Popper postula que a tolerância ilimitada levaria ao desaparecimento da tolerância. Se estendermos a tolerância ilimitada mesmo aos intolerantes, e se não estivermos preparados para defender a sociedade tolerante do assalto da intolerância, então, os tolerantes podem, em última análise, serem destruídos. Nada mais correto, portanto, que, em nome da tolerância, reivindicar o direito de não tolerar aqueles que são intolerantes por meio dos rigores da lei e da ordem.

A questão que parece se colocar no horizonte diante de fatos tão complexos é se a sociedade brasileira seria capaz de aceitar que a liberdade de expressão e a democracia sejam utilizadas para o cometimento de crimes que, de uma certa maneira, são crimes que colocam fim à liberdade de expressão e a própria democracia. O direito individual como no caso da liberdade de expressão jamais deveria servir de salvaguarda para a prática de atos ilícitos. Uma sociedade que deseja ser plural, informada e livre, deve facultar o conhecimento necessário para que o respeito mútuo e a tolerância sejam vivenciados, não apenas no plano formal, mas, sobretudo, nas interlocuções do dia a dia.

Ao longo da história da humanidade, grupos dominantes tentaram silenciar, ridicularizar, desqualificar e até aniquilar indivíduos pelos mais diversos motivos. Qual seria, pois, o pressuposto aceitável para convencer outras pessoas acerca das nossas próprias convicções? Um dos caminhos continua sendo o diálogo. A possibilidade de que o outro exercite o seu discernimento para compor a sua própria visão de mundo com base naquilo que lhe é transmitido levando em conta o bem comum. A outra maneira, como observado por Popper, é a defesa incondicional de apenas um ponto de vista por meio da força ou do medo. O resultado é que o outro não seja convencido por meio de argumentos racionais ou lógicos, mas, que este se submeta a alguém mais forte ou violento.

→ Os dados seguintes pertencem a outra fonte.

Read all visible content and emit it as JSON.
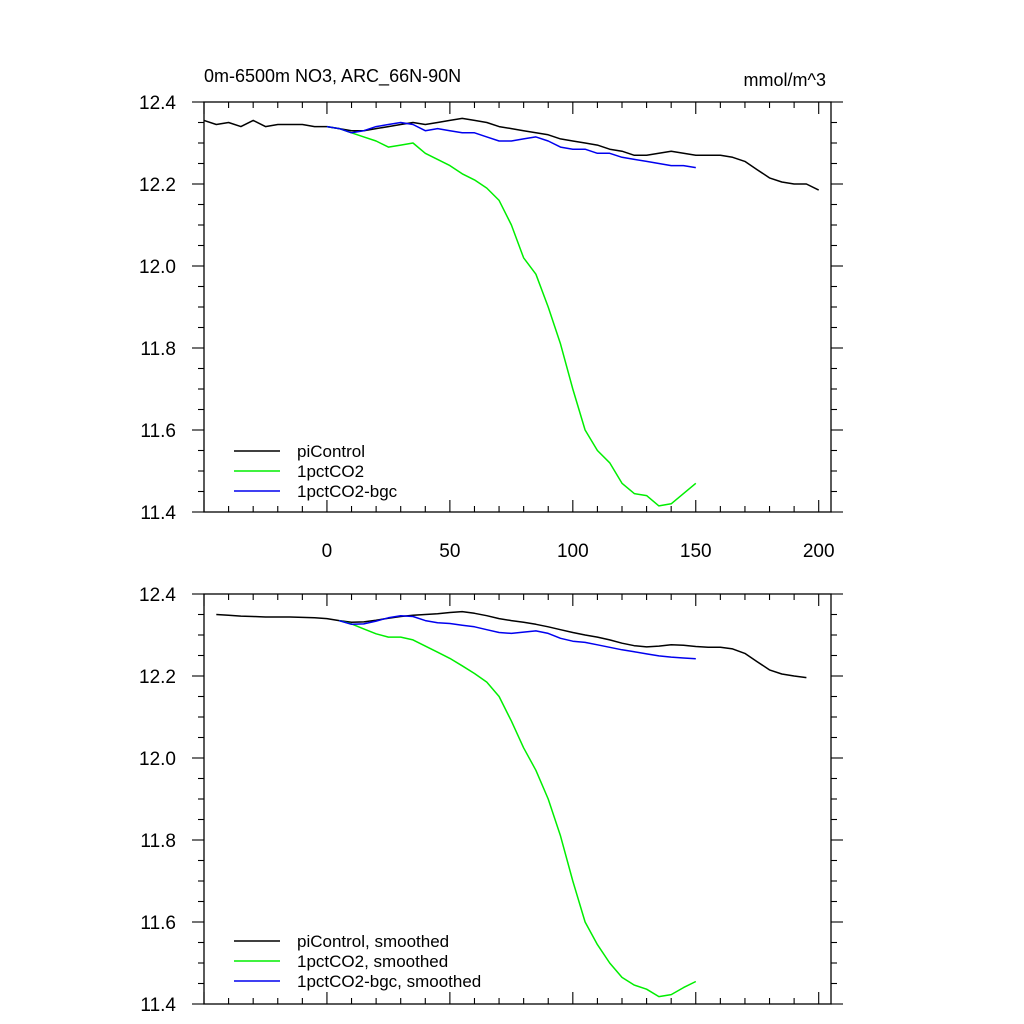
{
  "chart_data": [
    {
      "type": "line",
      "title": "0m-6500m NO3, ARC_66N-90N",
      "units": "mmol/m^3",
      "xlim": [
        -50,
        205
      ],
      "ylim": [
        11.4,
        12.4
      ],
      "x_tick_labels": [
        "0",
        "50",
        "100",
        "150",
        "200"
      ],
      "y_tick_labels": [
        "12.4",
        "12.2",
        "12.0",
        "11.8",
        "11.6",
        "11.4"
      ],
      "legend_position": "bottom-left",
      "series": [
        {
          "name": "piControl",
          "color": "#000000",
          "x": [
            -50,
            -45,
            -40,
            -35,
            -30,
            -25,
            -20,
            -15,
            -10,
            -5,
            0,
            5,
            10,
            15,
            20,
            25,
            30,
            35,
            40,
            45,
            50,
            55,
            60,
            65,
            70,
            75,
            80,
            85,
            90,
            95,
            100,
            105,
            110,
            115,
            120,
            125,
            130,
            135,
            140,
            145,
            150,
            155,
            160,
            165,
            170,
            175,
            180,
            185,
            190,
            195,
            200
          ],
          "y": [
            12.355,
            12.345,
            12.35,
            12.34,
            12.355,
            12.34,
            12.345,
            12.345,
            12.345,
            12.34,
            12.34,
            12.335,
            12.33,
            12.33,
            12.335,
            12.34,
            12.345,
            12.35,
            12.345,
            12.35,
            12.355,
            12.36,
            12.355,
            12.35,
            12.34,
            12.335,
            12.33,
            12.325,
            12.32,
            12.31,
            12.305,
            12.3,
            12.295,
            12.285,
            12.28,
            12.27,
            12.27,
            12.275,
            12.28,
            12.275,
            12.27,
            12.27,
            12.27,
            12.265,
            12.255,
            12.235,
            12.215,
            12.205,
            12.2,
            12.2,
            12.185
          ]
        },
        {
          "name": "1pctCO2",
          "color": "#00ee00",
          "x": [
            0,
            5,
            10,
            15,
            20,
            25,
            30,
            35,
            40,
            45,
            50,
            55,
            60,
            65,
            70,
            75,
            80,
            85,
            90,
            95,
            100,
            105,
            110,
            115,
            120,
            125,
            130,
            135,
            140,
            145,
            150
          ],
          "y": [
            12.34,
            12.335,
            12.325,
            12.315,
            12.305,
            12.29,
            12.295,
            12.3,
            12.275,
            12.26,
            12.245,
            12.225,
            12.21,
            12.19,
            12.16,
            12.1,
            12.02,
            11.98,
            11.9,
            11.81,
            11.7,
            11.6,
            11.55,
            11.52,
            11.47,
            11.445,
            11.44,
            11.415,
            11.42,
            11.445,
            11.47
          ]
        },
        {
          "name": "1pctCO2-bgc",
          "color": "#0000ee",
          "x": [
            0,
            5,
            10,
            15,
            20,
            25,
            30,
            35,
            40,
            45,
            50,
            55,
            60,
            65,
            70,
            75,
            80,
            85,
            90,
            95,
            100,
            105,
            110,
            115,
            120,
            125,
            130,
            135,
            140,
            145,
            150
          ],
          "y": [
            12.34,
            12.335,
            12.325,
            12.33,
            12.34,
            12.345,
            12.35,
            12.345,
            12.33,
            12.335,
            12.33,
            12.325,
            12.325,
            12.315,
            12.305,
            12.305,
            12.31,
            12.315,
            12.305,
            12.29,
            12.285,
            12.285,
            12.275,
            12.275,
            12.265,
            12.26,
            12.255,
            12.25,
            12.245,
            12.245,
            12.24
          ]
        }
      ]
    },
    {
      "type": "line",
      "title": "",
      "xlim": [
        -50,
        205
      ],
      "ylim": [
        11.4,
        12.4
      ],
      "x_tick_labels": [],
      "y_tick_labels": [
        "12.4",
        "12.2",
        "12.0",
        "11.8",
        "11.6",
        "11.4"
      ],
      "legend_position": "bottom-left",
      "series": [
        {
          "name": "piControl, smoothed",
          "color": "#000000",
          "x": [
            -45,
            -40,
            -35,
            -30,
            -25,
            -20,
            -15,
            -10,
            -5,
            0,
            5,
            10,
            15,
            20,
            25,
            30,
            35,
            40,
            45,
            50,
            55,
            60,
            65,
            70,
            75,
            80,
            85,
            90,
            95,
            100,
            105,
            110,
            115,
            120,
            125,
            130,
            135,
            140,
            145,
            150,
            155,
            160,
            165,
            170,
            175,
            180,
            185,
            190,
            195
          ],
          "y": [
            12.35,
            12.348,
            12.346,
            12.345,
            12.344,
            12.344,
            12.344,
            12.343,
            12.342,
            12.34,
            12.335,
            12.331,
            12.332,
            12.336,
            12.341,
            12.345,
            12.348,
            12.35,
            12.352,
            12.355,
            12.357,
            12.353,
            12.347,
            12.34,
            12.335,
            12.331,
            12.326,
            12.32,
            12.313,
            12.306,
            12.3,
            12.295,
            12.288,
            12.28,
            12.274,
            12.271,
            12.273,
            12.276,
            12.275,
            12.272,
            12.27,
            12.27,
            12.266,
            12.255,
            12.235,
            12.215,
            12.205,
            12.2,
            12.196
          ]
        },
        {
          "name": "1pctCO2, smoothed",
          "color": "#00ee00",
          "x": [
            5,
            10,
            15,
            20,
            25,
            30,
            35,
            40,
            45,
            50,
            55,
            60,
            65,
            70,
            75,
            80,
            85,
            90,
            95,
            100,
            105,
            110,
            115,
            120,
            125,
            130,
            135,
            140,
            145,
            150
          ],
          "y": [
            12.335,
            12.327,
            12.315,
            12.303,
            12.295,
            12.295,
            12.288,
            12.273,
            12.258,
            12.243,
            12.225,
            12.206,
            12.185,
            12.15,
            12.09,
            12.025,
            11.97,
            11.9,
            11.81,
            11.7,
            11.6,
            11.545,
            11.5,
            11.465,
            11.446,
            11.436,
            11.418,
            11.423,
            11.44,
            11.455
          ]
        },
        {
          "name": "1pctCO2-bgc, smoothed",
          "color": "#0000ee",
          "x": [
            5,
            10,
            15,
            20,
            25,
            30,
            35,
            40,
            45,
            50,
            55,
            60,
            65,
            70,
            75,
            80,
            85,
            90,
            95,
            100,
            105,
            110,
            115,
            120,
            125,
            130,
            135,
            140,
            145,
            150
          ],
          "y": [
            12.335,
            12.326,
            12.327,
            12.334,
            12.342,
            12.347,
            12.345,
            12.335,
            12.33,
            12.328,
            12.324,
            12.32,
            12.313,
            12.306,
            12.304,
            12.307,
            12.31,
            12.304,
            12.292,
            12.285,
            12.282,
            12.276,
            12.27,
            12.264,
            12.259,
            12.254,
            12.249,
            12.246,
            12.244,
            12.242
          ]
        }
      ]
    }
  ]
}
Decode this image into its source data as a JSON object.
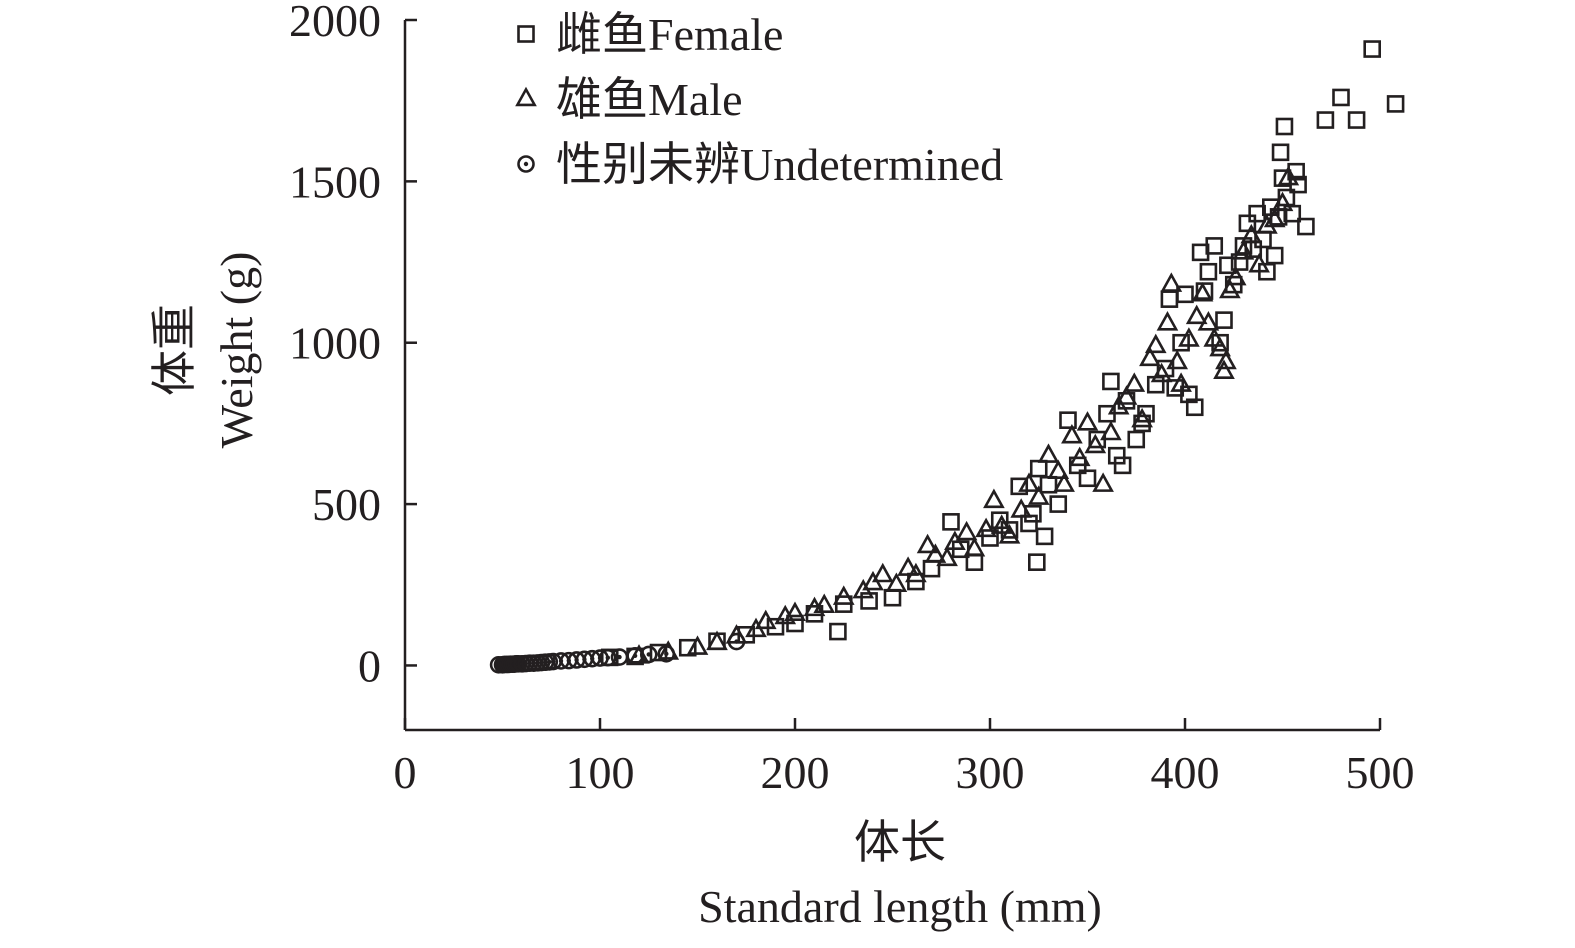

A prisão do deputado Daniel Silveira mostra de maneira clara que a democracia no Brasil vive o paradoxo da tolerância. Assim, se a sociedade for tolerante em demasia com aqueles que pregam a intolerância, por óbvio, haverá de prevalecer a própria intolerância. Fica, pois, a pergunta de como se deve lidar com pessoas que, a exemplo do deputado, reiteradamente, desafiam a ordem democrática, ofendendo, incitando e pregando a violência contra pessoas e instituições?